Biden objectively kept inflation lower in the US than most of the developed world.

What did you want instead? Actual policy proposals, not vague feelings.

The ultimate crime of democrats is continuing to provide explicit proposals in a post-reality world. The Republicans realized you can just make shit up on the fly, change your mind literally every day, and the masses will latch on to whatever they want to believe and assure everyone else that their own personal interpretation of whatever vague promise they got is actually the right answer.

But only if you have the magic (R) next to your name.


The inflation was a false boogie man pushed by MSM. Inflation was never the problem, it's people lack of understanding that wars cause prices to explode.

The Iraq 91 war literally ended the USSR, which dissolved a few months later because of soaring prices and economical failures.
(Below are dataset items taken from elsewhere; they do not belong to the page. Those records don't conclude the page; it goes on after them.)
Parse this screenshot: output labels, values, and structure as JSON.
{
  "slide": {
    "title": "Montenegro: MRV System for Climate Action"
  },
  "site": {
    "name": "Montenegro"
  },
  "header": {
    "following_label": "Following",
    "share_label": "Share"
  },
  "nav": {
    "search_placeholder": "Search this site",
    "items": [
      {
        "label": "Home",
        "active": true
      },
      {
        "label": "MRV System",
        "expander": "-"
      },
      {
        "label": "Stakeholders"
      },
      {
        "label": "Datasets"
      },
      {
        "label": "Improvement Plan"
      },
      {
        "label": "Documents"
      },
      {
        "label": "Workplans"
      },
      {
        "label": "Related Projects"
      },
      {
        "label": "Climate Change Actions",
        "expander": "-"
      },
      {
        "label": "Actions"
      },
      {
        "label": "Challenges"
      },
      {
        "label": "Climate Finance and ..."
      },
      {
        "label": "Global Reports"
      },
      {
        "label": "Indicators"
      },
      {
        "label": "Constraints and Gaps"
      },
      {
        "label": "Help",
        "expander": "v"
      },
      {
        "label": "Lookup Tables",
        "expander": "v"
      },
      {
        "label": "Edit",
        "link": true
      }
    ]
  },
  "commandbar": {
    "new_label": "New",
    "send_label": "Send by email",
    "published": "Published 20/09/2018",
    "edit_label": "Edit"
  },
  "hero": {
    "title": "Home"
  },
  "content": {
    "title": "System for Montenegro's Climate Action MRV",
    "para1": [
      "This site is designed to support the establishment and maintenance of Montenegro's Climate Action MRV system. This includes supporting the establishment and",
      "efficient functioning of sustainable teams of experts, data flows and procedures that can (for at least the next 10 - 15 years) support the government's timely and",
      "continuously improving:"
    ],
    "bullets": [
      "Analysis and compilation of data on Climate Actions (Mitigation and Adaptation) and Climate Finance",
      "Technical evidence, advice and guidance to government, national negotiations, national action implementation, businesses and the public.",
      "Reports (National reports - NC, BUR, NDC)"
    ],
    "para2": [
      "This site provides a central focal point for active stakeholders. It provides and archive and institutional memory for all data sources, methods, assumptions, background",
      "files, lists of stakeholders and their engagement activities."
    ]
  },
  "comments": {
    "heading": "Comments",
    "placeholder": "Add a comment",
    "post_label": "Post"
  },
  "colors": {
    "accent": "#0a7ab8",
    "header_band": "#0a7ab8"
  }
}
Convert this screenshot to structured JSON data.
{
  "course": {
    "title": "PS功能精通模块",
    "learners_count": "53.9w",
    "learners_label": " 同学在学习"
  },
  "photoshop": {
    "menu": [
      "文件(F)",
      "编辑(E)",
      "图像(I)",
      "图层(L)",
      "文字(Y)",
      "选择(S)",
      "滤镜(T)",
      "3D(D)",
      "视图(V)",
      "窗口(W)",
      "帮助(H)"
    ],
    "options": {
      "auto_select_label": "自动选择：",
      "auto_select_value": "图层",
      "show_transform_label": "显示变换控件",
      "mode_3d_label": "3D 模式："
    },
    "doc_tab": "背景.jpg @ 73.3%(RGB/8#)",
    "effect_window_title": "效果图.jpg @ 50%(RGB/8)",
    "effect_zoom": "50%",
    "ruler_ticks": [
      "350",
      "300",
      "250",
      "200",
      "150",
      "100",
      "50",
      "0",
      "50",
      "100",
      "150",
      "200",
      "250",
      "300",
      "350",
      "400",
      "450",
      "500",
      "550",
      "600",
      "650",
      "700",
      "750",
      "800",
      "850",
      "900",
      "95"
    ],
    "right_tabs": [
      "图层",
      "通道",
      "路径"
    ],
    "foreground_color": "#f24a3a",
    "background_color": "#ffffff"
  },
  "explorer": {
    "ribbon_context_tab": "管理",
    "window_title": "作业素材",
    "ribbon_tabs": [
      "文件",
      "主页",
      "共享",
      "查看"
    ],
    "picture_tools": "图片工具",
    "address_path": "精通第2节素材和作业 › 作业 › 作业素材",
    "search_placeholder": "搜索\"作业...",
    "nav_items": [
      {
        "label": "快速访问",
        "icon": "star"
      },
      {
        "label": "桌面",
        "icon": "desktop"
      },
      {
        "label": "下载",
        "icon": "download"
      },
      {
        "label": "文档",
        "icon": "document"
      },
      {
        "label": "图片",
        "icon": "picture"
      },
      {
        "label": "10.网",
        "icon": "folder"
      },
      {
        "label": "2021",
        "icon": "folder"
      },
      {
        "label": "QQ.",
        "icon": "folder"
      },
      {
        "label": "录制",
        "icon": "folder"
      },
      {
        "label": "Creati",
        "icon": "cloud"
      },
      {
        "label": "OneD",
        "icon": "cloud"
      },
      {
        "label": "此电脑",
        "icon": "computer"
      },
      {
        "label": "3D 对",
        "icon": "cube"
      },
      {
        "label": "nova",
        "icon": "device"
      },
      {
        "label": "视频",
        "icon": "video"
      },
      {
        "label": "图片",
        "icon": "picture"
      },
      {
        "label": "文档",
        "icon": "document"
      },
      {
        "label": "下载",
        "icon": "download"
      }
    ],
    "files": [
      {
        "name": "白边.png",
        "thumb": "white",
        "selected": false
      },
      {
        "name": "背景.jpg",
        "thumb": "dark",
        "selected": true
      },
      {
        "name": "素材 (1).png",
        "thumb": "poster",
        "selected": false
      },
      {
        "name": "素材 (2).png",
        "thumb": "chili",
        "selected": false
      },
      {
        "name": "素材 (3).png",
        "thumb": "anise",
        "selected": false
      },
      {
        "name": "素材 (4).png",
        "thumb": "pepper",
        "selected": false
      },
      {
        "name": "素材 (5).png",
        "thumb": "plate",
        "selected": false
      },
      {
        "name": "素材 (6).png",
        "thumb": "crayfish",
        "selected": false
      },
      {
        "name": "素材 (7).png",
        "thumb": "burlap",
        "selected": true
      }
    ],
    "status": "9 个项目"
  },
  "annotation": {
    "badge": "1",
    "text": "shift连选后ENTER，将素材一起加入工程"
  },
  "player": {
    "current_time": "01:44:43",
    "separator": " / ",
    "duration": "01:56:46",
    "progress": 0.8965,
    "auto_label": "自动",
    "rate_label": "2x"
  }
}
The Ukraine war might end up pushing the US into a second tier country, especially since Trump brings Musk and RFK into the government, who are literal morons when it comes to managing anything.


"Ignore the fact that everything costs more; you're just angry at the war but don't realize it" does not seem like a winning campaign slogan, but what do I know?


The "Everything costs more" is a byproduct of something more important, not sure what that is, but focusing soley on econmoics as the cause of our issues seems shortsighted, but hey, what do I know.